Les autorités libanaises, dont le président Joseph Aoun et le président du Parlement Nabih Berri, ont exprimé leur douleur et leur condamnation, tandis que plusieurs organisations ont dénoncé les faits. La mort d’Amal Khalil remet avec force au premier plan la question de la protection des journalistes dans les zones de guerre. L’assassinat de la reporter lors d’opérations militaires israéliennes, dans un contexte de cessez le feu et avec des secours entravés, constitue un fait extrêmement grave qui appelle des responsabilités claires.
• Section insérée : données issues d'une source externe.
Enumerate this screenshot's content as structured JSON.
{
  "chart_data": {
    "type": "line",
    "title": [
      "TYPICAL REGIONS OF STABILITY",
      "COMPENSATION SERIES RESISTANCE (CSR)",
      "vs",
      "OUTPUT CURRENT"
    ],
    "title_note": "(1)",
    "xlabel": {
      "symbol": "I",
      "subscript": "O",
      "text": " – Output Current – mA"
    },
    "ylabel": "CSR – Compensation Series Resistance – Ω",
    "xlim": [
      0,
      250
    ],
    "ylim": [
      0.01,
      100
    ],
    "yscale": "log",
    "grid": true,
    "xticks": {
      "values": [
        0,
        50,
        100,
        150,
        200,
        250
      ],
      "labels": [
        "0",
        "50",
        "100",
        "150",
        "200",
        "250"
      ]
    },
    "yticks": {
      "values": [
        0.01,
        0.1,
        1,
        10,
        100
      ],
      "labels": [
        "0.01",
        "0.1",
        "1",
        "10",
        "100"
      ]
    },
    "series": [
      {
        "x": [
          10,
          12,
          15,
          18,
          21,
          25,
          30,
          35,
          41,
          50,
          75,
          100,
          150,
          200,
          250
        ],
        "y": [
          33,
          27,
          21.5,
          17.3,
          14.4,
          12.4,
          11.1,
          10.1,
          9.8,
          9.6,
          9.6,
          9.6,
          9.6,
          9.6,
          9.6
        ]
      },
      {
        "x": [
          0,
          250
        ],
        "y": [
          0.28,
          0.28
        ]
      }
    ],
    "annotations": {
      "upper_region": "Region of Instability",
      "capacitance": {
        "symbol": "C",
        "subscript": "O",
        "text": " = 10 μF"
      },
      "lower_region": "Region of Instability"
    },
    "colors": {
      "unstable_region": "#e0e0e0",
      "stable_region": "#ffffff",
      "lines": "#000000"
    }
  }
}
S’en prendre à ceux qui documentent le conflit, c’est s’attaquer au droit à l’information et à la possibilité même de raconter la réalité. Pour cette raison, les appels se multiplient en faveur d’une enquête indépendante et transparente, mais aussi d’une prise de position ferme de la communauté internationale face aux atrocités commises par les sionistes israéliens contre les journalistes et les civils.